Last week, Gov. Roy Cooper ordered the North Carolina Department of Environmental Quality (DEQ) to coordinate the integration of environmental justice into state policies, programs, and procedures.
As part of that effort, Cooper’s order (PDF) establishes the Andrea Harris Social, Economic, Environmental, and Health Equity Task Force. The task force is charged with identifying best practices for eliminating health disparities, promoting economic stability, and achieving environmental justice for racial minorities. It is named for Andrea Harris, who co-founded the North Carolina Institute of Minority Economic Development and served on the Advisory Council for Historically Underutilized Businesses. Harris recently passed away.
State Department of Administration Secretary Machelle D. Sanders will chair the task force. Sanders noted, “Health inequities are the result of more than individual choice or random occurrence — they are the result of the historic and ongoing interplay of inequitable structures, policies, and norms that shape lives.”

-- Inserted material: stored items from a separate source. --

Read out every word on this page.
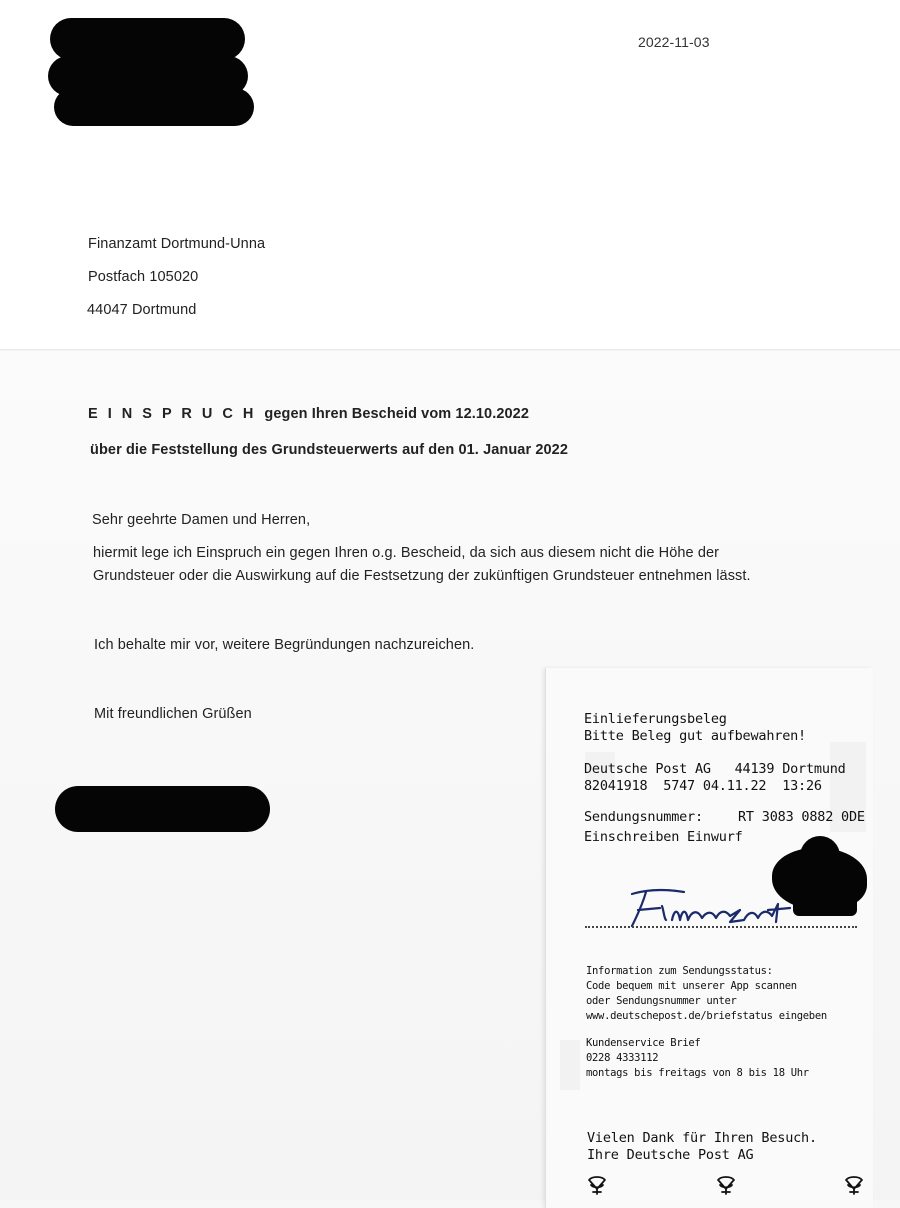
2022-11-03
Finanzamt Dortmund-Unna
Postfach 105020
44047 Dortmund
E I N S P R U C H gegen Ihren Bescheid vom 12.10.2022
über die Feststellung des Grundsteuerwerts auf den 01. Januar 2022
Sehr geehrte Damen und Herren,
hiermit lege ich Einspruch ein gegen Ihren o.g. Bescheid, da sich aus diesem nicht die Höhe der
Grundsteuer oder die Auswirkung auf die Festsetzung der zukünftigen Grundsteuer entnehmen lässt.
Ich behalte mir vor, weitere Begründungen nachzureichen.
Mit freundlichen Grüßen	Einlieferungsbeleg
Bitte Beleg gut aufbewahren!
Deutsche Post AG   44139 Dortmund
82041918  5747 04.11.22  13:26
Sendungsnummer:	RT 3083 0882 0DE
Einschreiben Einwurf
Information zum Sendungsstatus:
Code bequem mit unserer App scannen
oder Sendungsnummer unter
www.deutschepost.de/briefstatus eingeben
Kundenservice Brief
0228 4333112
montags bis freitags von 8 bis 18 Uhr
Vielen Dank für Ihren Besuch.
Ihre Deutsche Post AG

Those who seek environmental justice strive to end the disparate impacts of pollution and environmental degradation on the health and well-being of people of color, especially when they are also poor. It’s well-documented that polluting facilities and factory farms are most often located in or adjacent to poor minority communities.
“COVID-19 is shining a light on disparities that have long existed in our health care and economic institutions for communities of color,” said Cooper. “Today’s Executive Order will expand our state’s efforts to help North Carolinians recover from the pandemic and improve access to affordable healthcare and quality economic opportunities in our state.”
COVID-19 disproportionately affects communities of color for several reasons, including existing social, environmental, and health inequities. Despite making up 22% of North Carolina’s population, as of June 1, African Americans account for 30% of confirmed COVID-19 cases and 34% of COVID-19 deaths in cases where race is known. Similarly, Hispanics account for 39% of confirmed COVID-19 cases where race or ethnicity is known, despite only representing about 10% of the state’s population, officials said.